Reputation: 21
Character String is like this.
test <- c("John got a score of 4.5 in mathematics and scored 4.3 in English and ranked 4th.", "Matthew got a score of 7.6")
Output desired is c(8.8, 7.6).
Basically sum of numbers after "score" pattern.
I tried:
s <- as.numeric(gsub(pattern = "^\\D*score\\D*(\\d+\\.*\\d*)\\D*score*\\D*(\\d*\\.*\\d*)\\D*$", replacement = ("\\1"), test$Purpose)) +
as.numeric(gsub(pattern = "^\\D*score\\D*(\\d+\\.*\\d*)\\D*score*\\D*(\\d*\\.*\\d*)\\D*$", replacement = ("\\2"), test$Purpose))

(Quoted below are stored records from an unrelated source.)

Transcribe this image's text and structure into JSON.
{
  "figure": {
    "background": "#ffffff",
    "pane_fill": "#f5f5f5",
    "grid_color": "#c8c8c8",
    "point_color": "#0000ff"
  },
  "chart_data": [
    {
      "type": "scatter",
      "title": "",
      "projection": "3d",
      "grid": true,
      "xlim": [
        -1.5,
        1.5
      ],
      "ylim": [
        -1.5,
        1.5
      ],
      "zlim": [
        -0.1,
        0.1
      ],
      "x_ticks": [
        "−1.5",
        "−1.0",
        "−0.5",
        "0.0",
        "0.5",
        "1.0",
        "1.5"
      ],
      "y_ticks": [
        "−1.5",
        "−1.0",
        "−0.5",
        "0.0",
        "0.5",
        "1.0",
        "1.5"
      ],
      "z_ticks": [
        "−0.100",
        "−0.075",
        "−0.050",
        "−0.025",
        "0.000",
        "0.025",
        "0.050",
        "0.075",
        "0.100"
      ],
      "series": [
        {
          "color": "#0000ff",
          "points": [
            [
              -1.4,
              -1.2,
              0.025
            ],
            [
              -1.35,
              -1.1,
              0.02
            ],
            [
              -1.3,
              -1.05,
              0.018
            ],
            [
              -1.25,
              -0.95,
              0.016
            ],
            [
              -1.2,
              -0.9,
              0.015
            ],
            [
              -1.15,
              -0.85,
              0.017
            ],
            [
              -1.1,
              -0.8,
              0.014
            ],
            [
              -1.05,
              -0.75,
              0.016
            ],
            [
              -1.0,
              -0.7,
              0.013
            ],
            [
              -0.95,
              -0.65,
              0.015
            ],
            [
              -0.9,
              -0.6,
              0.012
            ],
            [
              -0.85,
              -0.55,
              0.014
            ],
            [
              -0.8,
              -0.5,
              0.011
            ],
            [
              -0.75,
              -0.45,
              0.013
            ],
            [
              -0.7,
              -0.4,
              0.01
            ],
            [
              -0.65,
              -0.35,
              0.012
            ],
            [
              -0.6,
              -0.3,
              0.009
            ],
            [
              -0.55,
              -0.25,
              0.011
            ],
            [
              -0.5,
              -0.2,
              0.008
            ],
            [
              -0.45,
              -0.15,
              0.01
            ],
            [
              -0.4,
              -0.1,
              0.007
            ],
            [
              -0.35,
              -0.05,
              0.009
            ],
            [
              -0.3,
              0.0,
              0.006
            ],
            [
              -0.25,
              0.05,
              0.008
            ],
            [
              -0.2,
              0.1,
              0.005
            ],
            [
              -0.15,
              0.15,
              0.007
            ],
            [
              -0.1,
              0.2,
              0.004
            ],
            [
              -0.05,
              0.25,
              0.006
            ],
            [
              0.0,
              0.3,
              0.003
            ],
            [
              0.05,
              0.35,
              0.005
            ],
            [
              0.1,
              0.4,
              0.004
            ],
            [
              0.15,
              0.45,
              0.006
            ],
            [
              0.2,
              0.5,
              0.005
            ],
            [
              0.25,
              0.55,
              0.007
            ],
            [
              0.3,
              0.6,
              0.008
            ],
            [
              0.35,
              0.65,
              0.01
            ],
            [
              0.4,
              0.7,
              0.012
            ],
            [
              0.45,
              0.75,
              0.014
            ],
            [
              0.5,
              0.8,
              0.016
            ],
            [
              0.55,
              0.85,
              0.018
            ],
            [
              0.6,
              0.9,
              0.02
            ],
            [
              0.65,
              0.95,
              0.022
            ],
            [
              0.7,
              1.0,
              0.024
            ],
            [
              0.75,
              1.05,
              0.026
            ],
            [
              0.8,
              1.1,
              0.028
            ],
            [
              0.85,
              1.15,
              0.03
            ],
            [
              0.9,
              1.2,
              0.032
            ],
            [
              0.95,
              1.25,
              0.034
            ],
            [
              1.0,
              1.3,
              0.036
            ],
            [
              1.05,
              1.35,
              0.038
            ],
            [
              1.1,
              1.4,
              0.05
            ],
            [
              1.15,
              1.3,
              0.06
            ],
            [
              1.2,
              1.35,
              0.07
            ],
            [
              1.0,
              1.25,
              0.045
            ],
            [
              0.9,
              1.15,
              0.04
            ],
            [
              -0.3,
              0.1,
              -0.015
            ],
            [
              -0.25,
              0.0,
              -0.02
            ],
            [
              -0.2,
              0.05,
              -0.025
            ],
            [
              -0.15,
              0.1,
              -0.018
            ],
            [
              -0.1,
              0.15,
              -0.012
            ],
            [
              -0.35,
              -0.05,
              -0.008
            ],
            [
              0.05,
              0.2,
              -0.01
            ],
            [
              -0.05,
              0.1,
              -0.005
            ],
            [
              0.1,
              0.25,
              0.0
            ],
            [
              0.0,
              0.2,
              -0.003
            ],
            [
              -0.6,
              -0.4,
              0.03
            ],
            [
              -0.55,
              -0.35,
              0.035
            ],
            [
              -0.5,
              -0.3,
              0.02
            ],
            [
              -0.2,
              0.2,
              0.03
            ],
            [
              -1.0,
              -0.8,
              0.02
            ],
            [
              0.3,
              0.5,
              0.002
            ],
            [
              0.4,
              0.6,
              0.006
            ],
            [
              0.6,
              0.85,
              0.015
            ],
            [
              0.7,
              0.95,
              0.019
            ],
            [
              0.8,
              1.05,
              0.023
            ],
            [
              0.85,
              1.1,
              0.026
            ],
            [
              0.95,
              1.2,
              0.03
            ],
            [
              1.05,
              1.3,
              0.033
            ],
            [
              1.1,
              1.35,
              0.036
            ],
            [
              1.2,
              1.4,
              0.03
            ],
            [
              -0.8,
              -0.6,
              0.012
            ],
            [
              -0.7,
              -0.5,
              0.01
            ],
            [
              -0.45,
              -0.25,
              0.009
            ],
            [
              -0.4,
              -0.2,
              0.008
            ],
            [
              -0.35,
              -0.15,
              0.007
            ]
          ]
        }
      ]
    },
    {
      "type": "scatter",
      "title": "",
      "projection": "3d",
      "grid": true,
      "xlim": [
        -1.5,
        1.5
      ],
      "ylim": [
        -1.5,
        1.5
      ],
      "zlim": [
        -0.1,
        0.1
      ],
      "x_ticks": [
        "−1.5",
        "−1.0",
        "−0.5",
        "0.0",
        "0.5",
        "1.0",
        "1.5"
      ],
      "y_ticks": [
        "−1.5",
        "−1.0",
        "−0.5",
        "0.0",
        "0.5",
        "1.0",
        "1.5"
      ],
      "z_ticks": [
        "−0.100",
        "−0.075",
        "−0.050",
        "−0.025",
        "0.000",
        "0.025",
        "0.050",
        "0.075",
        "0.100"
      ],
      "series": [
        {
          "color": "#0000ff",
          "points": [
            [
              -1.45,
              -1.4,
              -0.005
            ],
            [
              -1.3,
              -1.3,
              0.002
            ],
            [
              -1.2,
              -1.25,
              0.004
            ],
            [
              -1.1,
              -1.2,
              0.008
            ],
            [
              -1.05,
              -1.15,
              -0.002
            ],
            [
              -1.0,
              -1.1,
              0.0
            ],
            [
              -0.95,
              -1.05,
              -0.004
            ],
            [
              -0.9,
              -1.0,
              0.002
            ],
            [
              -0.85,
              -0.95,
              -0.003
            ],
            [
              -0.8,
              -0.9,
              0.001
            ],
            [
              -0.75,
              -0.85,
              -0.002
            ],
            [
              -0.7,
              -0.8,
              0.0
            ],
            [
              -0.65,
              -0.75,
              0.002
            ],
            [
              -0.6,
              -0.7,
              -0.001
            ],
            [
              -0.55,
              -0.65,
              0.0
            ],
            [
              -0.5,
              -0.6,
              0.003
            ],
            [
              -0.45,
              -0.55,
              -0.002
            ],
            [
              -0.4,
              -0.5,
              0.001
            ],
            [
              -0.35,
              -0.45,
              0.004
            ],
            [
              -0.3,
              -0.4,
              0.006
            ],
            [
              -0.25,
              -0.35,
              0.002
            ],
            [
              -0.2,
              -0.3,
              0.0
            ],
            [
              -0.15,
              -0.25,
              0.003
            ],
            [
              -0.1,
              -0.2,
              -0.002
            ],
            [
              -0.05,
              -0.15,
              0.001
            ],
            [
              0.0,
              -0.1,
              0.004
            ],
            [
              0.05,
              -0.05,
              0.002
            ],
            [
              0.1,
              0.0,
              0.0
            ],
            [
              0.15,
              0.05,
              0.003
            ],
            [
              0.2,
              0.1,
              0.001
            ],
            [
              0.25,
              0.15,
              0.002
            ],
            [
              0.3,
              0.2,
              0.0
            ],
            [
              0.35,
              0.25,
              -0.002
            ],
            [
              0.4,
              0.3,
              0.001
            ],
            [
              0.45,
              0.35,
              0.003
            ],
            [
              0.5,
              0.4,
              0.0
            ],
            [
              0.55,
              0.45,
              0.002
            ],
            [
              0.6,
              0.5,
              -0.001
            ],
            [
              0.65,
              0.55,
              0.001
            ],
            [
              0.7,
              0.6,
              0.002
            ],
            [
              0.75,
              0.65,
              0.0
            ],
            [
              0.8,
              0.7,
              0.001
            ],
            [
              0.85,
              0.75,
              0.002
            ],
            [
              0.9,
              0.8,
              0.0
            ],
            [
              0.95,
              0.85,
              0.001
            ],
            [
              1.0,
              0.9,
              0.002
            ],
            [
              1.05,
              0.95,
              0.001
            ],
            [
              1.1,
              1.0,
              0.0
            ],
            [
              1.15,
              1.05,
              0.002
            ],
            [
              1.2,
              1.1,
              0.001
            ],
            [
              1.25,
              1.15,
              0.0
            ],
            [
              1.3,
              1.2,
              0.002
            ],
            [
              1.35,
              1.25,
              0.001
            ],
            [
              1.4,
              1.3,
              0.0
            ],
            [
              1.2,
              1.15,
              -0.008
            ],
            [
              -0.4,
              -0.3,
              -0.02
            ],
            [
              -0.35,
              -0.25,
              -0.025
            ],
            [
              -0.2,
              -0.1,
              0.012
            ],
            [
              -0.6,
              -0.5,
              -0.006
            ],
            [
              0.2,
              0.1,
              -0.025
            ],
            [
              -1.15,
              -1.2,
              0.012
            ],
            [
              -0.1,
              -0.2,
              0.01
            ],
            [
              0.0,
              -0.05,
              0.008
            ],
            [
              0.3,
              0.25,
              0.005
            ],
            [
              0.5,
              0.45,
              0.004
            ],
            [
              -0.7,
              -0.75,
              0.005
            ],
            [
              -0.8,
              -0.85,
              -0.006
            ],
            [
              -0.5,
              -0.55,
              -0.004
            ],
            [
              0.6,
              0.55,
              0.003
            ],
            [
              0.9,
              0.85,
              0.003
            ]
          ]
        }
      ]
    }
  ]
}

However this is returning NAs.
Upvotes: 0
Views: 467
Reputation: 887128
We can extract the numbers with regex and then do the sum
library(stringr)
sapply(str_extract_all(test, "(?<=score of )[0-9.]+|(?<=scored )[0-9.]+"),
function(x) sum(as.numeric(x)))
#[1] 8.8 7.6
Or using tidyverse
library(dplyr)
library(purrr)
str_extract_all(test, "\\b[0-9.]+\\b") %>%
map_dbl(~ as.numeric(.x) %>%
sum)
#[1] 8.8 7.6
Or if we need to get only the numbers after score
str_extract_all(test, "(?<=score of )[0-9.]+|(?<=scored )[0-9.]+") %>%
map_dbl(~ as.numeric(.x) %>%
sum)
Upvotes: 3